Nach diesen Grundsätzen ist zwischen den Vergleichsmarken eine markenrechtlich relevante Gefahr von Verwechslungen nicht zu befürchten und dem Widerspruch schon aus diesem Grund der Erfolg zu versagen. Daher kann letztlich dahinstehen, ob der in der mündlichen Verhandlung erstmals erhobene Nichtbenutzungseinwand ebenfalls zur Zurückweisung des Widerspruchs geführt hätte. Die Widersprechende hat zwar vorgetragen, der Nichtbenutzungseinwand müsse als verspätet zurückgewiesen werden, was aber angesichts der Tatsache, dass erst am Tag der mündlichen Verhandlung (18. Mai 2011) die Benutzungsschonfrist nach § 43 Abs. 1 Satz 1 MarkenG endete und somit erst im Termin das schriftsätzlich bereits angekündigte Bestreiten der Benutzung zulässig war, zweifelhaft erscheint.

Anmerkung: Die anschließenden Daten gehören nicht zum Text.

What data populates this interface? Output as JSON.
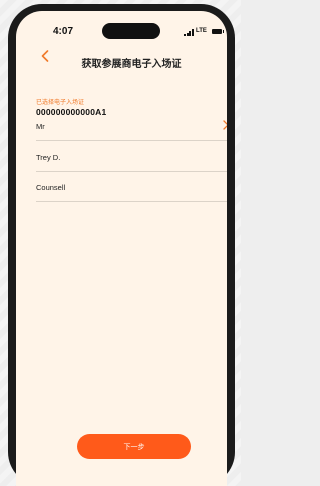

Selbst wenn man zugunsten der Widersprechenden von der Registerlage ausgeht und im Umfang der beanspruchten Waren Warenidentität unterstellt, scheidet eine Verwechslungsgefahr zwischen den beiderseitigen Kennzeichnungen aus. Als Abnehmer der beiderseitigen Waren kommen vorliegend allgemeine Verkehrskreise in Betracht, wobei auf einen durchschnittlich informierten, aufmerksamen und verständigen Durchschnittsverbraucher abzustellen ist. Bei der Beurteilung der Ähnlichkeit von Vergleichsmarken sind die sich gegenüberstehenden Kennzeichen als Ganzes zu berücksichtigen und in ihrem Gesamteindruck miteinander zu vergleichen (vgl. EuGH, MarkenR 2007, 315, Rdn. 41 – Limoncello; BGH GRUR 2008, 1002, Rdn. 23 – Schuhpark). Die Widerspruchsmarke mag in ihrer Gesamtheit originär und mangels Anhaltspunkte für einen durch Benutzung erhöhten Schutzumfang über eine durchschnittliche Kennzeichnungskraft verfügen. Dies gilt jedoch nicht für die Beurteilung ihrer einzelnen Bestandteile, denen jeweils nur eine geringe Kennzeichnungskraft zukommt. Denn das Zeichenelement „Blue“ besitzt auf dem vorliegenden Warengebiet als Farbangabe glatt beschreibenden Charakter. Soweit die Widersprechende die Auffassung vertritt, kennzeichnender Bestandteil der älteren Kombinationsmarke sei „Maxi“, kann ihr schon deshalb nicht gefolgt werden, weil es sich insoweit im Textilbereich um einen sachbezogenen Begriff handelt, der als Teil gängiger Bezeichnungen wie „Maxikleid, Maxilänge“ oder „Maxilook“ von der allgemeinen Größenangabe „Maximum, maximal“ abgeleitet ist. Im Ergebnis ist somit eine erhebliche Kennzeichnungsschwäche der einzelnen Markenbestandteile festzustellen, so dass keiner der Bestandteile bereits aus Rechtsgründen den Gesamteindruck der älteren Marke prägen kann. Vielmehr beruht die Eintragung der Widerspruchsmarke offensichtlich auf der Kombinationswirkung ihrer Einzelbestandteile. Entgegen der Ansicht der Widersprechenden führt auch nicht die Stellung von „Maxi“ am Zeichenanfang dazu, dass dieser Bestandteil herausgegriffen und isoliert der jüngeren Marke gegenübergestellt werden kann. Für eine dahingehende Verkehrsauffassung, dass dem am Zeichenanfang stehenden Wort ohne Rücksicht auf seine Unterscheidungskraft eine dominante Stellung zukommt, hat der Senat keine Feststellungen treffen können.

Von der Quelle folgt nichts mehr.